- Born: September 20, 1910 McConnell's Mill, Pennsylvania, U. S.
- Died: October 2, 1983 (aged 73) Houston, Pennsylvania, U. S.
- Genres: Jazz; Latin jazz;
- Occupation: Trumpeter
- Instrument: Trumpet
- Years active: 1930s–1983
- Formerly of: Chicago Nightingales; Harlem Blues and Jazz Band;

= Francis Williams (musician) =

American jazz trumpeter

Francis Williams (September 20, 1910, McConnell's Mill, Pennsylvania - October 2, 1983, Houston, Pennsylvania) was an American jazz trumpeter.

==Career==
Williams's first gigs were with Frank Terry's Chicago Nightingales in the 1930s. In 1940 he moved to New York City, and in the first half of the decade played in the bands of Fats Waller, Claude Hopkins, Edgar Hayes, Ella Fitzgerald, Sabby Lewis, and Machito.

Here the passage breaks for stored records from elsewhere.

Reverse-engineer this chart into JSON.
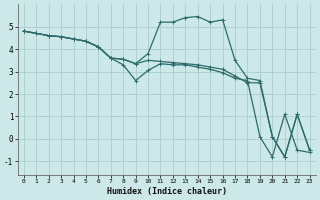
{
  "xlabel": "Humidex (Indice chaleur)",
  "bg_color": "#cce8e8",
  "grid_color": "#aacccc",
  "line_color": "#2d6b6b",
  "xlim": [
    -0.5,
    23.5
  ],
  "ylim": [
    -1.6,
    6.0
  ],
  "xticks": [
    0,
    1,
    2,
    3,
    4,
    5,
    6,
    7,
    8,
    9,
    10,
    11,
    12,
    13,
    14,
    15,
    16,
    17,
    18,
    19,
    20,
    21,
    22,
    23
  ],
  "yticks": [
    -1,
    0,
    1,
    2,
    3,
    4,
    5
  ],
  "lines": [
    {
      "x": [
        0,
        1,
        2,
        3,
        4,
        5,
        6,
        7,
        8,
        9,
        10,
        11,
        12,
        13,
        14,
        15,
        16,
        17,
        18,
        19,
        20,
        21,
        22,
        23
      ],
      "y": [
        4.8,
        4.7,
        4.6,
        4.55,
        4.45,
        4.35,
        4.1,
        3.6,
        3.55,
        3.35,
        3.8,
        5.2,
        5.2,
        5.4,
        5.45,
        5.2,
        5.3,
        3.5,
        2.7,
        2.6,
        0.1,
        -0.8,
        1.1,
        -0.5
      ]
    },
    {
      "x": [
        0,
        1,
        2,
        3,
        4,
        5,
        6,
        7,
        8,
        9,
        10,
        11,
        12,
        13,
        14,
        15,
        16,
        17,
        18,
        19,
        20,
        21,
        22,
        23
      ],
      "y": [
        4.8,
        4.7,
        4.6,
        4.55,
        4.45,
        4.35,
        4.1,
        3.6,
        3.3,
        2.6,
        3.05,
        3.35,
        3.3,
        3.3,
        3.2,
        3.1,
        2.95,
        2.7,
        2.6,
        0.1,
        -0.8,
        1.1,
        -0.5,
        -0.6
      ]
    },
    {
      "x": [
        0,
        1,
        2,
        3,
        4,
        5,
        6,
        7,
        8,
        9,
        10,
        11,
        12,
        13,
        14,
        15,
        16,
        17,
        18,
        19,
        20,
        21,
        22,
        23
      ],
      "y": [
        4.8,
        4.7,
        4.6,
        4.55,
        4.45,
        4.35,
        4.1,
        3.6,
        3.55,
        3.35,
        3.5,
        3.45,
        3.4,
        3.35,
        3.3,
        3.2,
        3.1,
        2.8,
        2.5,
        2.5,
        0.1,
        -0.8,
        1.1,
        -0.5
      ]
    }
  ]
}
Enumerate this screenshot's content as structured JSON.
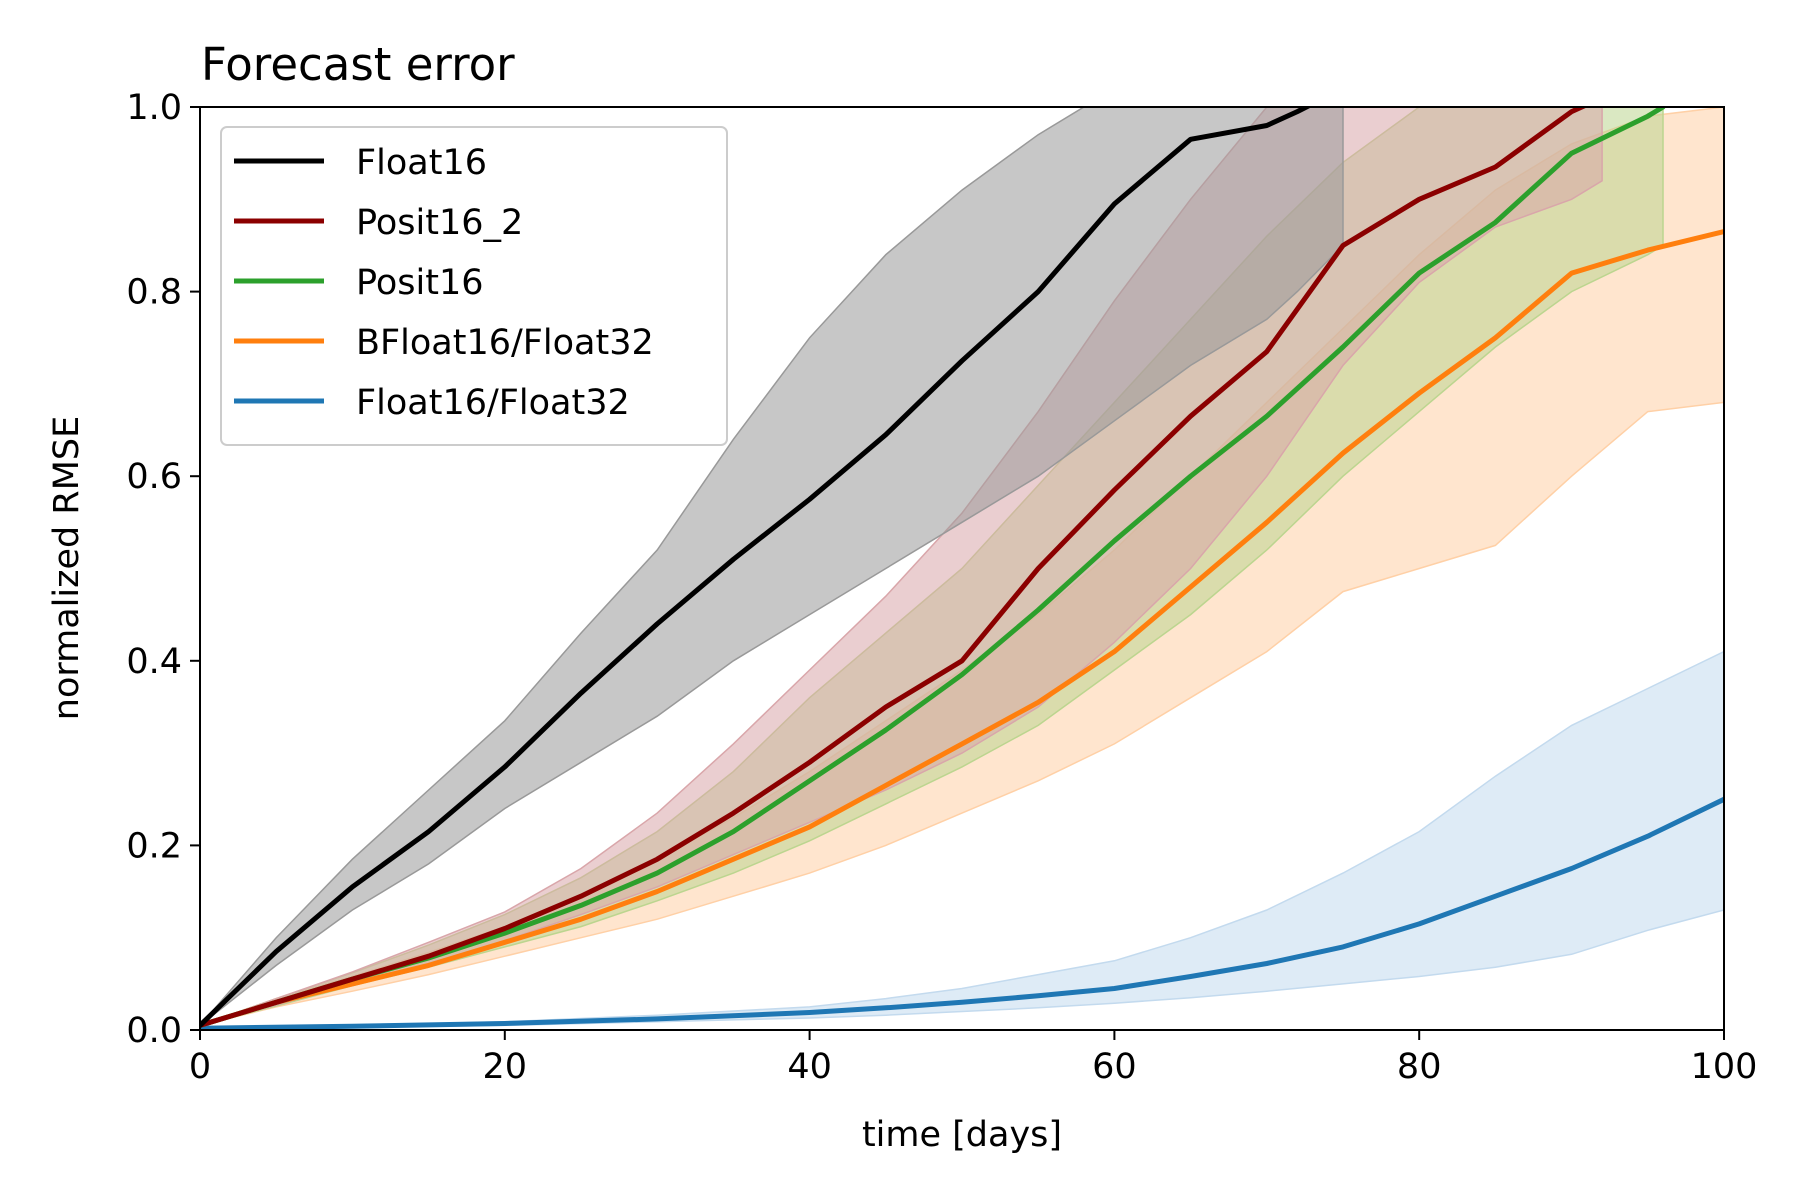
{
  "chart_data": {
    "type": "line",
    "title": "Forecast error",
    "xlabel": "time [days]",
    "ylabel": "normalized RMSE",
    "xlim": [
      0,
      100
    ],
    "ylim": [
      0,
      1
    ],
    "xticks": [
      0,
      20,
      40,
      60,
      80,
      100
    ],
    "xtick_labels": [
      "0",
      "20",
      "40",
      "60",
      "80",
      "100"
    ],
    "yticks": [
      0,
      0.2,
      0.4,
      0.6,
      0.8,
      1.0
    ],
    "ytick_labels": [
      "0.0",
      "0.2",
      "0.4",
      "0.6",
      "0.8",
      "1.0"
    ],
    "grid": false,
    "legend_position": "top-left",
    "series": [
      {
        "name": "Float16",
        "color": "#000000",
        "band_color": "#999999",
        "x": [
          0,
          5,
          10,
          15,
          20,
          25,
          30,
          35,
          40,
          45,
          50,
          55,
          60,
          65,
          70,
          72,
          75
        ],
        "y": [
          0.005,
          0.085,
          0.155,
          0.215,
          0.285,
          0.365,
          0.44,
          0.51,
          0.575,
          0.645,
          0.725,
          0.8,
          0.895,
          0.965,
          0.98,
          0.995,
          1.02
        ],
        "lower": [
          0.005,
          0.07,
          0.13,
          0.18,
          0.24,
          0.29,
          0.34,
          0.4,
          0.45,
          0.5,
          0.55,
          0.6,
          0.66,
          0.72,
          0.77,
          0.8,
          0.85
        ],
        "upper": [
          0.005,
          0.1,
          0.185,
          0.26,
          0.335,
          0.43,
          0.52,
          0.64,
          0.75,
          0.84,
          0.91,
          0.97,
          1.02,
          1.05,
          1.05,
          1.05,
          1.05
        ]
      },
      {
        "name": "Posit16_2",
        "color": "#8b0000",
        "band_color": "#d9a6aa",
        "x": [
          0,
          5,
          10,
          15,
          20,
          25,
          30,
          35,
          40,
          45,
          50,
          55,
          60,
          65,
          70,
          75,
          80,
          85,
          90,
          92
        ],
        "y": [
          0.005,
          0.03,
          0.055,
          0.08,
          0.11,
          0.145,
          0.185,
          0.235,
          0.29,
          0.35,
          0.4,
          0.5,
          0.585,
          0.665,
          0.735,
          0.85,
          0.9,
          0.935,
          0.995,
          1.01
        ],
        "lower": [
          0.005,
          0.027,
          0.05,
          0.072,
          0.097,
          0.125,
          0.155,
          0.19,
          0.225,
          0.26,
          0.3,
          0.35,
          0.42,
          0.5,
          0.6,
          0.72,
          0.81,
          0.87,
          0.9,
          0.92
        ],
        "upper": [
          0.005,
          0.034,
          0.063,
          0.095,
          0.128,
          0.175,
          0.235,
          0.31,
          0.39,
          0.47,
          0.56,
          0.67,
          0.79,
          0.9,
          1.0,
          1.03,
          1.04,
          1.04,
          1.04,
          1.04
        ]
      },
      {
        "name": "Posit16",
        "color": "#2ca02c",
        "band_color": "#bcd58f",
        "x": [
          0,
          5,
          10,
          15,
          20,
          25,
          30,
          35,
          40,
          45,
          50,
          55,
          60,
          65,
          70,
          75,
          80,
          85,
          90,
          95,
          96
        ],
        "y": [
          0.005,
          0.03,
          0.055,
          0.078,
          0.105,
          0.135,
          0.17,
          0.215,
          0.27,
          0.325,
          0.385,
          0.455,
          0.53,
          0.6,
          0.665,
          0.74,
          0.82,
          0.875,
          0.95,
          0.99,
          1.0
        ],
        "lower": [
          0.005,
          0.026,
          0.048,
          0.068,
          0.09,
          0.112,
          0.14,
          0.17,
          0.205,
          0.245,
          0.285,
          0.33,
          0.39,
          0.45,
          0.52,
          0.6,
          0.67,
          0.74,
          0.8,
          0.84,
          0.85
        ],
        "upper": [
          0.005,
          0.034,
          0.062,
          0.092,
          0.125,
          0.165,
          0.215,
          0.28,
          0.36,
          0.43,
          0.5,
          0.59,
          0.68,
          0.77,
          0.86,
          0.94,
          1.0,
          1.03,
          1.04,
          1.04,
          1.04
        ]
      },
      {
        "name": "BFloat16/Float32",
        "color": "#ff7f0e",
        "band_color": "#ffd0a6",
        "x": [
          0,
          5,
          10,
          15,
          20,
          25,
          30,
          35,
          40,
          45,
          50,
          55,
          60,
          65,
          70,
          75,
          80,
          85,
          90,
          95,
          100
        ],
        "y": [
          0.005,
          0.03,
          0.05,
          0.07,
          0.095,
          0.12,
          0.15,
          0.185,
          0.22,
          0.265,
          0.31,
          0.355,
          0.41,
          0.48,
          0.55,
          0.625,
          0.69,
          0.75,
          0.82,
          0.845,
          0.865
        ],
        "lower": [
          0.005,
          0.025,
          0.042,
          0.06,
          0.08,
          0.1,
          0.12,
          0.145,
          0.17,
          0.2,
          0.235,
          0.27,
          0.31,
          0.36,
          0.41,
          0.475,
          0.5,
          0.525,
          0.6,
          0.67,
          0.68
        ],
        "upper": [
          0.005,
          0.034,
          0.058,
          0.084,
          0.112,
          0.145,
          0.185,
          0.23,
          0.28,
          0.335,
          0.39,
          0.45,
          0.52,
          0.6,
          0.68,
          0.76,
          0.84,
          0.91,
          0.96,
          0.99,
          1.0
        ]
      },
      {
        "name": "Float16/Float32",
        "color": "#1f77b4",
        "band_color": "#c3daee",
        "x": [
          0,
          10,
          20,
          30,
          40,
          45,
          50,
          55,
          60,
          65,
          70,
          75,
          80,
          85,
          90,
          95,
          100
        ],
        "y": [
          0.002,
          0.004,
          0.007,
          0.012,
          0.019,
          0.024,
          0.03,
          0.037,
          0.045,
          0.058,
          0.072,
          0.09,
          0.115,
          0.145,
          0.175,
          0.21,
          0.25
        ],
        "lower": [
          0.002,
          0.003,
          0.005,
          0.009,
          0.013,
          0.016,
          0.02,
          0.024,
          0.029,
          0.035,
          0.042,
          0.05,
          0.058,
          0.068,
          0.082,
          0.108,
          0.13
        ],
        "upper": [
          0.002,
          0.005,
          0.009,
          0.016,
          0.025,
          0.034,
          0.045,
          0.06,
          0.075,
          0.1,
          0.13,
          0.17,
          0.215,
          0.275,
          0.33,
          0.37,
          0.41
        ]
      }
    ]
  }
}
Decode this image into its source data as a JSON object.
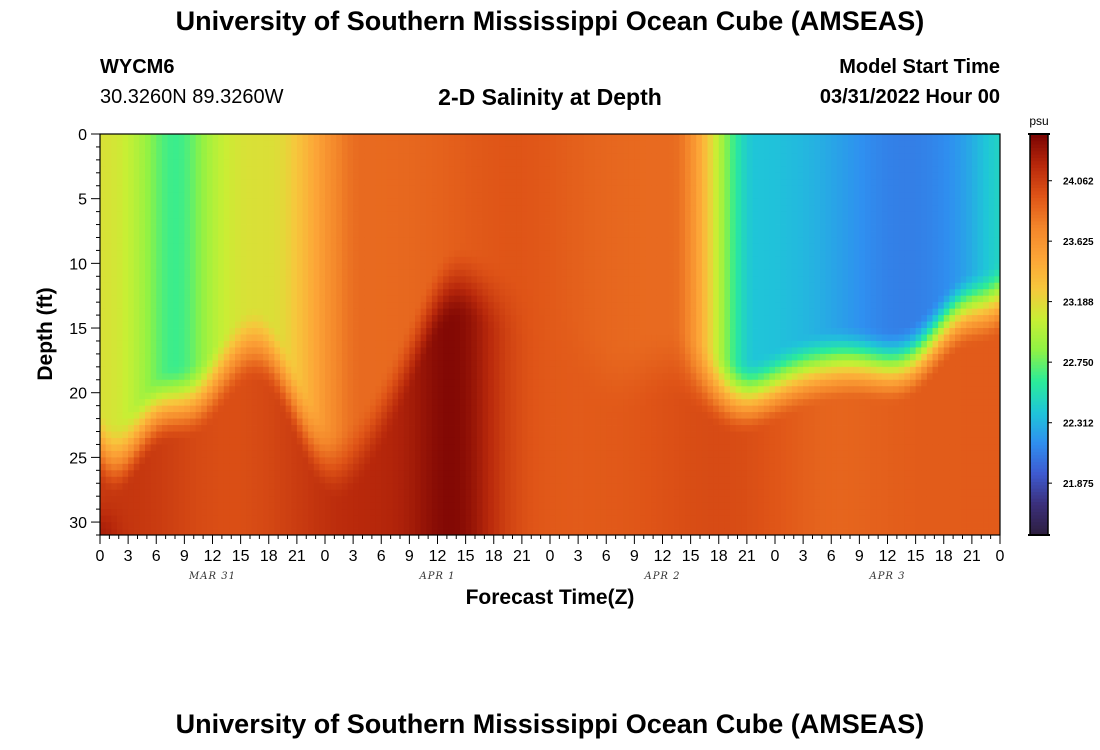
{
  "header": {
    "title": "University of Southern Mississippi Ocean Cube (AMSEAS)",
    "station_id": "WYCM6",
    "coordinates": "30.3260N  89.3260W",
    "plot_title": "2-D Salinity at Depth",
    "model_start_label": "Model Start Time",
    "model_start_value": "03/31/2022 Hour 00"
  },
  "footer": {
    "title": "University of Southern Mississippi Ocean Cube (AMSEAS)"
  },
  "chart_data": {
    "type": "heatmap",
    "title": "2-D Salinity at Depth",
    "xlabel": "Forecast Time(Z)",
    "ylabel": "Depth (ft)",
    "x_hours_range": [
      0,
      96
    ],
    "x_tick_step_hours": 3,
    "x_tick_labels": [
      "0",
      "3",
      "6",
      "9",
      "12",
      "15",
      "18",
      "21",
      "0",
      "3",
      "6",
      "9",
      "12",
      "15",
      "18",
      "21",
      "0",
      "3",
      "6",
      "9",
      "12",
      "15",
      "18",
      "21",
      "0",
      "3",
      "6",
      "9",
      "12",
      "15",
      "18",
      "21",
      "0"
    ],
    "day_labels": [
      {
        "label": "MAR 31",
        "hour": 12
      },
      {
        "label": "APR 1",
        "hour": 36
      },
      {
        "label": "APR 2",
        "hour": 60
      },
      {
        "label": "APR 3",
        "hour": 84
      }
    ],
    "y_range": [
      0,
      31
    ],
    "y_ticks": [
      0,
      5,
      10,
      15,
      20,
      25,
      30
    ],
    "colorbar": {
      "unit": "psu",
      "min": 21.5,
      "max": 24.4,
      "ticks": [
        24.062,
        23.625,
        23.188,
        22.75,
        22.312,
        21.875
      ],
      "tick_labels": [
        "24.062",
        "23.625",
        "23.188",
        "22.750",
        "22.312",
        "21.875"
      ],
      "colors": [
        "#2d1e3e",
        "#3b2f7a",
        "#3e5ad0",
        "#2f8ff0",
        "#1fc6d8",
        "#2bec99",
        "#8ef245",
        "#c8ef34",
        "#f7c73c",
        "#fca437",
        "#f3852a",
        "#df5417",
        "#b8280b",
        "#7a0403"
      ]
    },
    "surface_transitions": [
      {
        "hour": 0,
        "value": 23.15
      },
      {
        "hour": 5,
        "value": 22.65
      },
      {
        "hour": 15,
        "value": 23.2
      },
      {
        "hour": 25,
        "value": 23.7
      },
      {
        "hour": 36,
        "value": 23.85
      },
      {
        "hour": 56,
        "value": 23.75
      },
      {
        "hour": 62,
        "value": 23.3
      },
      {
        "hour": 72,
        "value": 22.2
      },
      {
        "hour": 90,
        "value": 22.0
      },
      {
        "hour": 96,
        "value": 22.1
      }
    ]
  }
}
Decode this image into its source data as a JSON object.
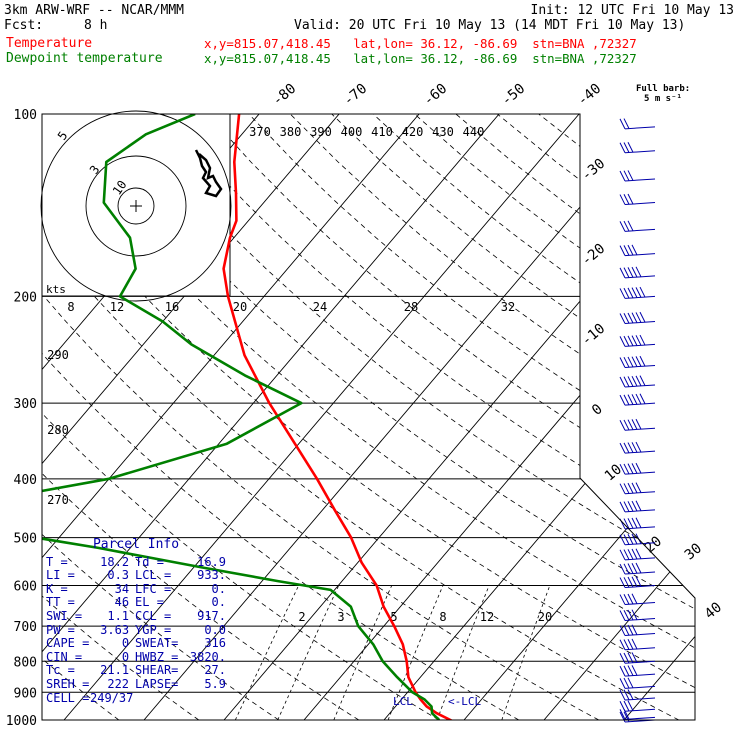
{
  "header": {
    "model": "3km ARW-WRF -- NCAR/MMM",
    "init": "Init: 12 UTC Fri 10 May 13",
    "fcst_label": "Fcst:",
    "fcst_value": "8 h",
    "valid": "Valid: 20 UTC Fri 10 May 13 (14 MDT Fri 10 May 13)",
    "temp_label": "Temperature",
    "temp_loc": "x,y=815.07,418.45   lat,lon= 36.12, -86.69  stn=BNA ,72327",
    "dew_label": "Dewpoint temperature",
    "dew_loc": "x,y=815.07,418.45   lat,lon= 36.12, -86.69  stn=BNA ,72327",
    "barb_note_1": "Full barb:",
    "barb_note_2": "5 m s⁻¹"
  },
  "colors": {
    "temperature": "#ff0000",
    "dewpoint": "#008000",
    "panel": "#0000aa",
    "barb": "#0000aa"
  },
  "chart_data": {
    "type": "line",
    "pressure_levels": [
      100,
      200,
      300,
      400,
      500,
      600,
      700,
      800,
      900,
      1000
    ],
    "plim": [
      100,
      1000
    ],
    "isotherm_labels": [
      "-80",
      "-70",
      "-60",
      "-50",
      "-40",
      "-30",
      "-20",
      "-10",
      "0",
      "10",
      "20",
      "30",
      "40"
    ],
    "series": [
      {
        "name": "Temperature",
        "points": [
          [
            1010,
            19.2
          ],
          [
            1000,
            18.3
          ],
          [
            975,
            15.9
          ],
          [
            950,
            13.9
          ],
          [
            925,
            12.4
          ],
          [
            900,
            11.0
          ],
          [
            850,
            8.5
          ],
          [
            800,
            6.6
          ],
          [
            750,
            4.3
          ],
          [
            700,
            1.3
          ],
          [
            650,
            -2.1
          ],
          [
            600,
            -5.2
          ],
          [
            550,
            -9.5
          ],
          [
            500,
            -13.5
          ],
          [
            450,
            -18.5
          ],
          [
            400,
            -24.0
          ],
          [
            350,
            -30.5
          ],
          [
            300,
            -38.0
          ],
          [
            250,
            -46.2
          ],
          [
            200,
            -54.5
          ],
          [
            180,
            -58.0
          ],
          [
            160,
            -60.5
          ],
          [
            150,
            -61.5
          ],
          [
            135,
            -64.5
          ],
          [
            120,
            -68.0
          ],
          [
            100,
            -72.5
          ]
        ]
      },
      {
        "name": "Dewpoint temperature",
        "points": [
          [
            1000,
            16.9
          ],
          [
            975,
            15.3
          ],
          [
            950,
            14.5
          ],
          [
            925,
            12.9
          ],
          [
            900,
            10.6
          ],
          [
            850,
            7.1
          ],
          [
            800,
            3.6
          ],
          [
            750,
            0.6
          ],
          [
            700,
            -3.2
          ],
          [
            650,
            -6.2
          ],
          [
            610,
            -10.5
          ],
          [
            590,
            -18.0
          ],
          [
            560,
            -29.0
          ],
          [
            520,
            -44.0
          ],
          [
            470,
            -67.0
          ],
          [
            450,
            -68.0
          ],
          [
            400,
            -50.0
          ],
          [
            350,
            -39.0
          ],
          [
            300,
            -34.0
          ],
          [
            270,
            -44.0
          ],
          [
            240,
            -54.0
          ],
          [
            220,
            -60.0
          ],
          [
            200,
            -68.0
          ],
          [
            180,
            -69.0
          ],
          [
            160,
            -73.0
          ],
          [
            140,
            -80.0
          ],
          [
            120,
            -84.0
          ],
          [
            108,
            -82.0
          ],
          [
            100,
            -78.0
          ]
        ]
      }
    ],
    "dry_adiabat_labels": [
      "370",
      "380",
      "390",
      "400",
      "410",
      "420",
      "430",
      "440"
    ],
    "mixing_ratio_labels": [
      "2",
      "3",
      "5",
      "8",
      "12",
      "20"
    ],
    "mixing_ratio_values": [
      2,
      3,
      5,
      8,
      12,
      20
    ],
    "equiv_pot_labels": [
      "290",
      "280",
      "270"
    ],
    "hodograph": {
      "units_label": "kts",
      "ring_labels": [
        "5",
        "3",
        "10"
      ],
      "speed_labels": [
        "8",
        "12",
        "16",
        "20",
        "24",
        "28",
        "32"
      ]
    },
    "wind_levels": [
      105,
      115,
      128,
      140,
      155,
      170,
      185,
      200,
      220,
      240,
      260,
      280,
      300,
      330,
      360,
      390,
      420,
      450,
      480,
      510,
      540,
      570,
      600,
      640,
      680,
      720,
      760,
      800,
      840,
      880,
      920,
      960,
      990,
      1000
    ],
    "wind_barb_levels": [
      10,
      15,
      15,
      15,
      15,
      20,
      25,
      30,
      30,
      30,
      30,
      30,
      30,
      25,
      25,
      25,
      25,
      25,
      25,
      25,
      25,
      25,
      25,
      20,
      20,
      20,
      20,
      20,
      20,
      15,
      15,
      15,
      10,
      10
    ],
    "lcl_label": "LCL",
    "lfc_label": "<-LCL"
  },
  "parcel": {
    "title": "Parcel Info",
    "rows": [
      [
        {
          "k": "T",
          "v": "18.2"
        },
        {
          "k": "Td",
          "v": "16.9"
        }
      ],
      [
        {
          "k": "LI",
          "v": "0.3"
        },
        {
          "k": "LCL",
          "v": "933."
        }
      ],
      [
        {
          "k": "K",
          "v": "34"
        },
        {
          "k": "LFC",
          "v": "0."
        }
      ],
      [
        {
          "k": "TT",
          "v": "46"
        },
        {
          "k": "EL",
          "v": "0."
        }
      ],
      [
        {
          "k": "SWI",
          "v": "1.1"
        },
        {
          "k": "CCL",
          "v": "917."
        }
      ],
      [
        {
          "k": "PW",
          "v": "3.63"
        },
        {
          "k": "YGP",
          "v": "0.0"
        }
      ],
      [
        {
          "k": "CAPE",
          "v": "0"
        },
        {
          "k": "SWEAT",
          "v": "316"
        }
      ],
      [
        {
          "k": "CIN",
          "v": "0"
        },
        {
          "k": "HWBZ",
          "v": "3820."
        }
      ],
      [
        {
          "k": "Tc",
          "v": "21.1"
        },
        {
          "k": "SHEAR",
          "v": "27."
        }
      ],
      [
        {
          "k": "SREH",
          "v": "222"
        },
        {
          "k": "LAPSE",
          "v": "5.9"
        }
      ],
      [
        {
          "k": "CELL",
          "v": "249/37"
        }
      ]
    ]
  }
}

From 1945 to 1949, and again in 1951, he played and recorded extensively as a member of Duke Ellington's orchestra.

Williams worked primarily with Latin jazz ensembles and New York theater bands in the 1950s and 1960s, and played with Clyde Bernhardt and the Harlem Blues and Jazz Band in addition to working with his own quartet. Near the end of his life he worked with Panama Francis.

==Personal life==
Williams was a single father and had one son, actor Greg Morris.

==Death==
Williams died on October 2, 1983, in Pennsylvania at the age of 73.